On the other hand, PTX formulations contain polyoxyethylene castor oil and anhydrous ethanol, and the effects of these solvents should be considered when quantifying PTX. As shown in Fig. 4, there was higher correlation between the results obtained using the calibration curve and HPLC at a 32-fold dilution or less of the PTX concentration. These findings indicated that it was possible to predict the PTX concentration even when polyoxyethylene castor oil and anhydrous ethanol were added, as in the commercially available PTX formulation, by diluting 32-fold with saline after mixing, and the accuracy of the methods established in this study (Fig. 6) was verified using the commercially available PTX formulation (Fig. 5).

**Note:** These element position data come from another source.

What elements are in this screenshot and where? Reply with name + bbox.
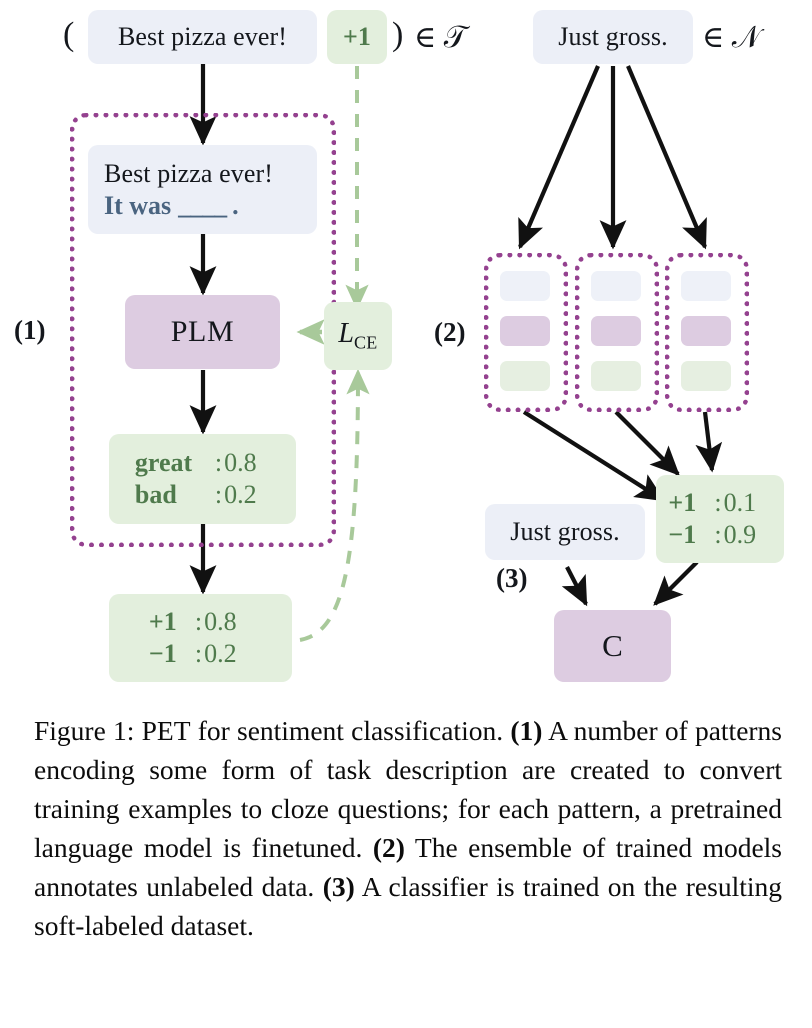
train-distribution-prob: 0.8: [204, 607, 237, 637]
soft-label-row: −1 : 0.9: [656, 519, 784, 551]
ensemble-cell-pattern: [500, 271, 550, 301]
caption-step-3: (3): [322, 870, 355, 902]
training-example-gold-label: +1: [327, 10, 387, 64]
step-label-1: (1): [14, 315, 46, 345]
figure-diagram: (1) ( Best pizza ever! +1 ) ∈ 𝒯 Just gro…: [0, 0, 812, 706]
plm-box: PLM: [125, 295, 280, 369]
train-distribution-class: −1: [148, 639, 177, 668]
train-distribution-class: +1: [148, 607, 177, 637]
ensemble-cell-plm: [591, 316, 641, 346]
verbalizer-output-box: great : 0.8 bad : 0.2: [109, 434, 296, 524]
train-distribution-prob: 0.2: [204, 639, 237, 668]
verbalizer-score: 0.2: [224, 480, 257, 509]
cloze-mask-blank: ____: [178, 190, 227, 220]
soft-label-prob: 0.1: [723, 488, 757, 518]
training-example-text: Best pizza ever!: [88, 10, 317, 64]
caption-method-name: PET: [141, 715, 191, 746]
soft-label-distribution-box: +1 : 0.1 −1 : 0.9: [656, 475, 784, 563]
open-paren: (: [63, 16, 75, 53]
verbalizer-row: bad : 0.2: [109, 479, 296, 511]
classifier-box: C: [554, 610, 671, 682]
train-distribution-row: +1 : 0.8: [109, 606, 292, 638]
unlabeled-set-membership: ∈ 𝒩: [702, 21, 761, 54]
caption-prefix: Figure 1:: [34, 715, 135, 746]
verbalizer-separator: :: [214, 448, 223, 478]
ensemble-model-2: [575, 253, 659, 412]
train-distribution-separator: :: [194, 607, 203, 637]
verbalizer-separator: :: [214, 480, 223, 509]
cloze-period: .: [232, 190, 239, 220]
ensemble-cell-pattern: [681, 271, 731, 301]
verbalizer-row: great : 0.8: [109, 447, 296, 479]
ensemble-model-3: [665, 253, 749, 412]
unlabeled-example-label: Just gross.: [558, 22, 668, 52]
soft-label-row: +1 : 0.1: [656, 487, 784, 519]
train-set-membership: ∈ 𝒯: [414, 21, 467, 54]
cloze-prefix: It was: [104, 190, 172, 220]
figure-caption: Figure 1: PET for sentiment classificati…: [34, 712, 782, 945]
gold-label-value: +1: [342, 22, 371, 52]
loss-label: LCE: [338, 317, 377, 355]
verbalizer-token: great: [134, 448, 193, 478]
soft-example-label: Just gross.: [510, 517, 620, 547]
classifier-label: C: [602, 628, 623, 664]
soft-label-class: −1: [668, 520, 697, 549]
train-label-distribution-box: +1 : 0.8 −1 : 0.2: [109, 594, 292, 682]
soft-label-separator: :: [714, 520, 722, 549]
soft-label-class: +1: [668, 488, 697, 518]
train-distribution-row: −1 : 0.2: [109, 638, 292, 670]
caption-step-2: (2): [372, 831, 405, 863]
verbalizer-score: 0.8: [224, 448, 257, 478]
loss-symbol: L: [338, 318, 354, 350]
close-paren: ): [392, 16, 404, 53]
train-distribution-separator: :: [194, 639, 203, 668]
cloze-pattern-box: Best pizza ever! It was ____.: [88, 145, 317, 234]
cloze-source-sentence: Best pizza ever!: [104, 158, 274, 188]
step-label-3: (3): [496, 563, 528, 593]
ensemble-cell-plm: [681, 316, 731, 346]
ensemble-cell-verbalizer: [681, 361, 731, 391]
plm-label: PLM: [170, 314, 235, 348]
ensemble-cell-pattern: [591, 271, 641, 301]
soft-labeled-example-text: Just gross.: [485, 504, 645, 560]
ensemble-cell-plm: [500, 316, 550, 346]
unlabeled-example-text: Just gross.: [533, 10, 693, 64]
cloze-question-line: It was ____.: [104, 190, 239, 222]
soft-label-separator: :: [714, 488, 722, 518]
loss-subscript: CE: [353, 332, 378, 353]
ensemble-model-1: [484, 253, 568, 412]
training-example-label: Best pizza ever!: [117, 22, 288, 52]
step-label-2: (2): [434, 317, 466, 347]
ensemble-cell-verbalizer: [591, 361, 641, 391]
loss-box: LCE: [324, 302, 392, 370]
verbalizer-token: bad: [134, 480, 177, 509]
caption-text-1: for sentiment classification.: [190, 715, 511, 746]
ensemble-cell-verbalizer: [500, 361, 550, 391]
soft-label-prob: 0.9: [723, 520, 757, 549]
caption-step-1: (1): [510, 715, 543, 746]
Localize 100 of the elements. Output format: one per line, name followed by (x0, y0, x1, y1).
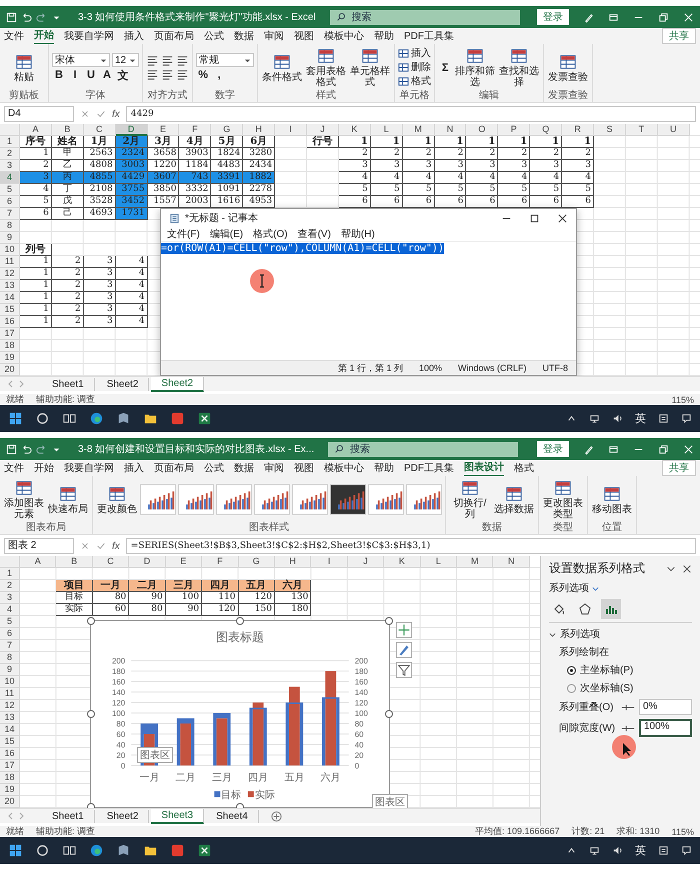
ribbon-tab[interactable]: PDF工具集 (404, 460, 454, 476)
text-align-icon[interactable] (146, 54, 160, 67)
spin-field[interactable]: 0% (639, 699, 692, 715)
column-header[interactable]: M (457, 556, 494, 568)
column-header[interactable]: G (211, 124, 244, 136)
restore-icon[interactable] (658, 444, 669, 454)
format-button[interactable]: U (84, 68, 98, 82)
ribbon-tab[interactable]: 我要自学网 (64, 460, 114, 476)
input-method-indicator[interactable]: 英 (635, 411, 646, 426)
format-button[interactable]: B (52, 68, 66, 82)
ribbon-tab[interactable]: 格式 (514, 460, 534, 476)
search-field[interactable]: 搜索 (330, 10, 520, 24)
notification-icon[interactable] (681, 845, 692, 856)
app-icon[interactable] (170, 411, 185, 426)
undo-icon[interactable] (21, 444, 32, 454)
row-header[interactable]: 16 (0, 748, 20, 760)
notification-icon[interactable] (681, 413, 692, 424)
column-header[interactable]: T (626, 124, 658, 136)
name-box[interactable]: D4 (4, 106, 74, 122)
ribbon-tab[interactable]: 模板中心 (324, 28, 364, 44)
column-header[interactable]: L (420, 556, 458, 568)
column-header[interactable]: E (148, 124, 180, 136)
network-icon[interactable] (589, 845, 600, 856)
ribbon-button[interactable]: 粘贴 (3, 52, 45, 82)
book-icon[interactable] (116, 843, 131, 858)
column-header[interactable]: J (348, 556, 384, 568)
ribbon-tab[interactable]: 文件 (4, 460, 24, 476)
browser-icon[interactable] (89, 411, 104, 426)
close-icon[interactable] (682, 564, 692, 574)
ribbon-tab[interactable]: 审阅 (264, 28, 284, 44)
formula-field[interactable]: =SERIES(Sheet3!$B$3,Sheet3!$C$2:$H$2,Sheet3!$C$3:$H$3,1) (126, 538, 696, 554)
row-header[interactable]: 9 (0, 664, 20, 676)
ribbon-tab[interactable]: 公式 (204, 460, 224, 476)
row-header[interactable]: 17 (0, 328, 20, 340)
login-button[interactable]: 登录 (537, 9, 569, 25)
zoom-level[interactable]: 115% (672, 394, 694, 404)
save-icon[interactable] (6, 12, 17, 22)
menu-item[interactable]: 文件(F) (167, 227, 200, 241)
row-header[interactable]: 8 (0, 652, 20, 664)
ribbon-button[interactable]: 单元格样式 (349, 47, 392, 88)
column-header[interactable]: H (274, 556, 312, 568)
ribbon-tab[interactable]: 视图 (294, 460, 314, 476)
resize-handle[interactable] (385, 710, 393, 718)
ribbon-tab[interactable]: 帮助 (374, 28, 394, 44)
row-header[interactable]: 14 (0, 292, 20, 304)
column-header[interactable]: N (434, 124, 466, 136)
windows-logo-icon[interactable] (8, 411, 23, 426)
ribbon-tab[interactable]: 文件 (4, 28, 24, 44)
spreadsheet-icon[interactable] (197, 411, 212, 426)
chart-style-thumbnail[interactable] (368, 484, 404, 515)
row-header[interactable]: 1 (0, 136, 20, 148)
browser-icon[interactable] (89, 843, 104, 858)
cancel-icon[interactable] (80, 541, 90, 551)
row-header[interactable]: 2 (0, 148, 20, 160)
column-header[interactable]: B (52, 124, 84, 136)
row-header[interactable]: 1 (0, 568, 20, 580)
ribbon-button[interactable]: 格式 (398, 75, 432, 88)
radio-button[interactable]: 次坐标轴(S) (549, 681, 634, 695)
column-header[interactable]: K (338, 124, 371, 136)
menu-item[interactable]: 帮助(H) (340, 227, 375, 241)
share-button[interactable]: 共享 (662, 28, 696, 44)
row-header[interactable]: 9 (0, 232, 20, 244)
ribbon-button[interactable]: 发票查验 (547, 52, 590, 82)
column-header[interactable]: E (166, 556, 202, 568)
row-header[interactable]: 6 (0, 628, 20, 640)
ribbon-tab[interactable]: 页面布局 (154, 460, 194, 476)
chart-style-thumbnail[interactable] (216, 484, 252, 515)
search-icon[interactable] (35, 843, 50, 858)
column-header[interactable]: F (179, 124, 212, 136)
text-align-icon[interactable] (146, 68, 160, 81)
column-header[interactable]: A (20, 124, 52, 136)
column-header[interactable]: O (466, 124, 498, 136)
zoom-level[interactable]: 115% (672, 826, 694, 836)
chart-style-thumbnail[interactable] (178, 484, 214, 515)
ribbon-button[interactable]: 查找和选择 (498, 47, 540, 88)
ribbon-tab[interactable]: 公式 (204, 28, 224, 44)
ribbon-tab[interactable]: PDF工具集 (404, 28, 454, 44)
share-button[interactable]: 共享 (662, 460, 696, 476)
insert-function-button[interactable]: fx (112, 540, 120, 552)
text-align-icon[interactable] (176, 54, 190, 67)
column-header[interactable]: D (129, 556, 166, 568)
pen-icon[interactable] (583, 444, 594, 454)
row-header[interactable]: 4 (0, 172, 20, 184)
resize-handle[interactable] (236, 617, 244, 625)
sheet-tab[interactable]: Sheet4 (206, 810, 259, 822)
windows-logo-icon[interactable] (8, 843, 23, 858)
ribbon-button[interactable]: 插入 (398, 47, 432, 60)
column-header[interactable]: P (498, 124, 530, 136)
sheet-tab[interactable]: Sheet3 (151, 808, 204, 824)
dropdown[interactable]: 12 (112, 53, 140, 67)
pen-icon[interactable] (583, 12, 594, 22)
column-header[interactable]: F (202, 556, 239, 568)
row-header[interactable]: 7 (0, 208, 20, 220)
chart-style-thumbnail[interactable] (140, 484, 176, 515)
ribbon-display-icon[interactable] (608, 444, 619, 454)
ribbon-tab[interactable]: 页面布局 (154, 28, 194, 44)
sheet-tab[interactable]: Sheet2 (96, 378, 150, 390)
row-header[interactable]: 15 (0, 736, 20, 748)
row-header[interactable]: 12 (0, 268, 20, 280)
ribbon-button[interactable]: 切换行/列 (449, 479, 491, 520)
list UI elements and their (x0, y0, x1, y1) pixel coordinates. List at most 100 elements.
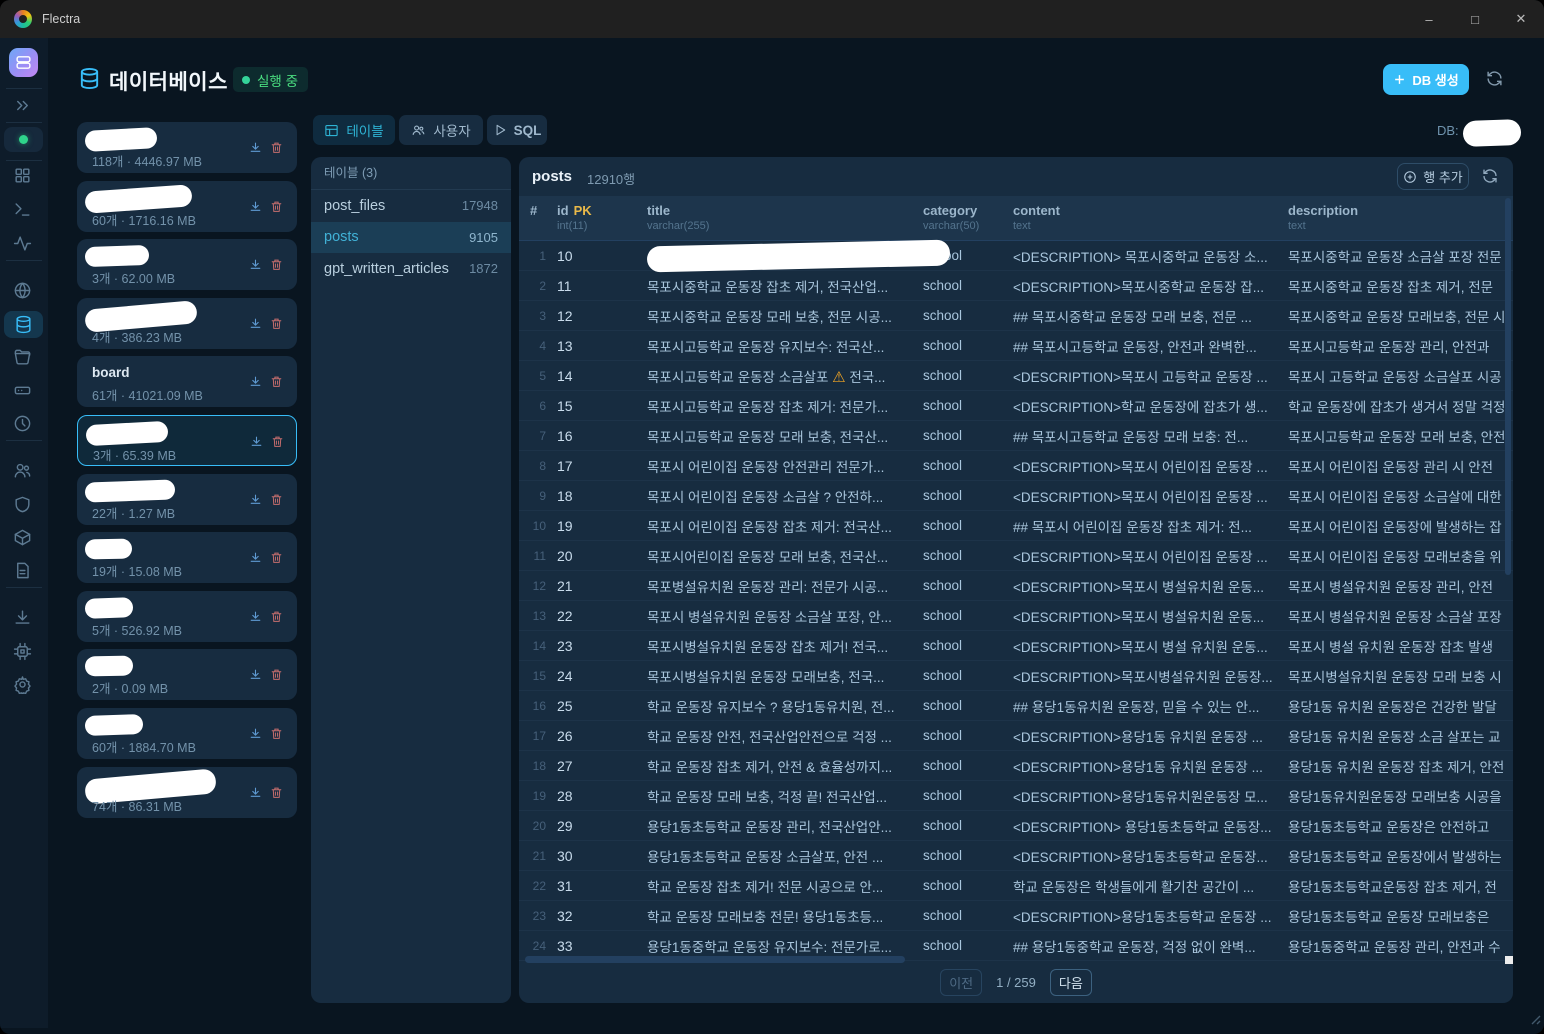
next-page-button[interactable]: 다음 (1050, 969, 1092, 996)
create-db-button[interactable]: DB 생성 (1383, 64, 1469, 95)
database-card[interactable]: 4개 · 386.23 MB (77, 298, 297, 349)
database-card[interactable]: 60개 · 1716.16 MB (77, 181, 297, 232)
table-row[interactable]: 6 15 목포시고등학교 운동장 잡초 제거: 전문가... school <D… (519, 391, 1513, 421)
table-row[interactable]: 20 29 용당1동초등학교 운동장 관리, 전국산업안... school <… (519, 811, 1513, 841)
database-card[interactable]: 22개 · 1.27 MB (77, 474, 297, 525)
column-header-description[interactable]: description text (1288, 196, 1513, 240)
delete-database-icon[interactable] (270, 493, 283, 506)
prev-page-button[interactable]: 이전 (940, 969, 982, 996)
table-row[interactable]: 14 23 목포시병설유치원 운동장 잡초 제거! 전국... school <… (519, 631, 1513, 661)
download-database-icon[interactable] (249, 258, 262, 271)
delete-database-icon[interactable] (270, 610, 283, 623)
delete-database-icon[interactable] (270, 317, 283, 330)
delete-database-icon[interactable] (270, 551, 283, 564)
table-row[interactable]: 11 20 목포시어린이집 운동장 모래 보충, 전국산... school <… (519, 541, 1513, 571)
app-gradient-icon[interactable] (9, 48, 38, 77)
download-database-icon[interactable] (249, 375, 262, 388)
sidebar-storage-icon[interactable] (0, 377, 44, 403)
status-indicator[interactable] (4, 127, 43, 152)
download-database-icon[interactable] (249, 727, 262, 740)
delete-database-icon[interactable] (270, 375, 283, 388)
table-row[interactable]: 10 19 목포시 어린이집 운동장 잡초 제거: 전국산... school … (519, 511, 1513, 541)
column-header-num[interactable]: # (519, 196, 557, 240)
table-row[interactable]: 1 10 school <DESCRIPTION> 목포시중학교 운동장 소..… (519, 241, 1513, 271)
delete-database-icon[interactable] (270, 141, 283, 154)
maximize-button[interactable]: □ (1452, 0, 1498, 38)
table-row[interactable]: 3 12 목포시중학교 운동장 모래 보충, 전문 시공... school #… (519, 301, 1513, 331)
tab-users[interactable]: 사용자 (399, 115, 483, 145)
download-database-icon[interactable] (249, 668, 262, 681)
database-card[interactable]: 118개 · 4446.97 MB (77, 122, 297, 173)
sidebar-security-icon[interactable] (0, 491, 44, 517)
table-row[interactable]: 5 14 목포시고등학교 운동장 소금살포 ⚠ 전국... school <DE… (519, 361, 1513, 391)
sidebar-folder-icon[interactable] (0, 344, 44, 370)
table-list-item[interactable]: post_files 17948 (311, 190, 511, 222)
table-row[interactable]: 7 16 목포시고등학교 운동장 모래 보충, 전국산... school ##… (519, 421, 1513, 451)
sidebar-settings-icon[interactable] (0, 671, 44, 697)
delete-database-icon[interactable] (270, 668, 283, 681)
download-database-icon[interactable] (249, 493, 262, 506)
download-database-icon[interactable] (249, 200, 262, 213)
download-database-icon[interactable] (249, 786, 262, 799)
table-row[interactable]: 23 32 학교 운동장 모래보충 전문! 용당1동초등... school <… (519, 901, 1513, 931)
table-row[interactable]: 4 13 목포시고등학교 운동장 유지보수: 전국산... school ## … (519, 331, 1513, 361)
table-row[interactable]: 8 17 목포시 어린이집 운동장 안전관리 전문가... school <DE… (519, 451, 1513, 481)
sidebar-packages-icon[interactable] (0, 524, 44, 550)
sidebar-cpu-icon[interactable] (0, 638, 44, 664)
sidebar-terminal-icon[interactable] (0, 196, 44, 222)
delete-database-icon[interactable] (270, 200, 283, 213)
table-row[interactable]: 15 24 목포시병설유치원 운동장 모래보충, 전국... school <D… (519, 661, 1513, 691)
sidebar-dashboard-icon[interactable] (0, 162, 44, 188)
table-row[interactable]: 9 18 목포시 어린이집 운동장 소금살 ? 안전하... school <D… (519, 481, 1513, 511)
delete-database-icon[interactable] (271, 435, 284, 448)
delete-database-icon[interactable] (270, 786, 283, 799)
table-list-item[interactable]: gpt_written_articles 1872 (311, 253, 511, 285)
table-row[interactable]: 22 31 학교 운동장 잡초 제거! 전문 시공으로 안... school … (519, 871, 1513, 901)
sidebar-history-icon[interactable] (0, 410, 44, 436)
tab-tables[interactable]: 테이블 (313, 115, 395, 145)
column-header-title[interactable]: title varchar(255) (647, 196, 923, 240)
database-card[interactable]: 5개 · 526.92 MB (77, 591, 297, 642)
database-card[interactable]: 3개 · 62.00 MB (77, 239, 297, 290)
download-database-icon[interactable] (249, 141, 262, 154)
database-card[interactable]: 19개 · 15.08 MB (77, 532, 297, 583)
delete-database-icon[interactable] (270, 727, 283, 740)
download-database-icon[interactable] (249, 551, 262, 564)
database-card[interactable]: 2개 · 0.09 MB (77, 649, 297, 700)
table-row[interactable]: 18 27 학교 운동장 잡초 제거, 안전 & 효율성까지... school… (519, 751, 1513, 781)
vertical-scrollbar[interactable] (1505, 198, 1511, 575)
download-database-icon[interactable] (250, 435, 263, 448)
sidebar-documents-icon[interactable] (0, 557, 44, 583)
table-row[interactable]: 2 11 목포시중학교 운동장 잡초 제거, 전국산업... school <D… (519, 271, 1513, 301)
table-row[interactable]: 17 26 학교 운동장 안전, 전국산업안전으로 걱정 ... school … (519, 721, 1513, 751)
table-row[interactable]: 16 25 학교 운동장 유지보수 ? 용당1동유치원, 전... school… (519, 691, 1513, 721)
column-header-category[interactable]: category varchar(50) (923, 196, 1013, 240)
delete-database-icon[interactable] (270, 258, 283, 271)
database-card[interactable]: board 61개 · 41021.09 MB (77, 356, 297, 407)
database-card[interactable]: 74개 · 86.31 MB (77, 767, 297, 818)
sidebar-globe-icon[interactable] (0, 277, 44, 303)
sidebar-database-icon[interactable] (4, 311, 43, 338)
tab-sql[interactable]: SQL (487, 115, 547, 145)
download-database-icon[interactable] (249, 610, 262, 623)
add-row-button[interactable]: 행 추가 (1397, 163, 1469, 190)
sidebar-download-icon[interactable] (0, 604, 44, 630)
table-row[interactable]: 12 21 목포병설유치원 운동장 관리: 전문가 시공... school <… (519, 571, 1513, 601)
refresh-databases-icon[interactable] (1486, 70, 1503, 87)
minimize-button[interactable]: – (1406, 0, 1452, 38)
table-list-item[interactable]: posts 9105 (311, 222, 511, 254)
download-database-icon[interactable] (249, 317, 262, 330)
resize-handle-icon[interactable] (1527, 1011, 1541, 1025)
column-header-content[interactable]: content text (1013, 196, 1288, 240)
table-row[interactable]: 21 30 용당1동초등학교 운동장 소금살포, 안전 ... school <… (519, 841, 1513, 871)
expand-sidebar-icon[interactable] (0, 92, 44, 118)
database-card[interactable]: 60개 · 1884.70 MB (77, 708, 297, 759)
table-row[interactable]: 13 22 목포시 병설유치원 운동장 소금살 포장, 안... school … (519, 601, 1513, 631)
close-button[interactable]: ✕ (1498, 0, 1544, 38)
column-header-id[interactable]: idPK int(11) (557, 196, 647, 240)
refresh-table-icon[interactable] (1482, 168, 1498, 184)
database-card[interactable]: 3개 · 65.39 MB (77, 415, 297, 466)
sidebar-users-icon[interactable] (0, 457, 44, 483)
sidebar-activity-icon[interactable] (0, 230, 44, 256)
table-row[interactable]: 19 28 학교 운동장 모래 보충, 걱정 끝! 전국산업... school… (519, 781, 1513, 811)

Although the results may differ depending on the chain length of the polyoxyethylene castor oil, the theory and process should be similar for measuring other PTX solutions. While the Beer-Lambert law supports use of the additivity of absorbance for each component in the mixture, in practice, it is necessary to verify whether the drugs and other components follow the law of additivity of absorbance, including the presence or absence of interactions, even if they are commercially available in mixed form, such as PTX formulations. To overcome the need to verify this in our present study, we established an effective method for quantifying PTX in the supersaturated state in saline based on correlations with the HPLC results, and determined the required conditions for measurement using a calibration curve.
We evaluated a simple and rapid method for determining the concentration of PTX in aqueous solvent using spectrophotometry. Use of a calibration curve prepared based on dilution in 65.8% methanol was effective for analyzing the PTX concentration in saline while minimizing the solvent effect. Even when polyoxyethylene castor oil and anhydrous ethanol were added, as in the commercially available PTX formulation, it was possible to predict the PTX concentration by diluting 32-fold after mixing. This approach may be useful for quality control of PTX before clinical use.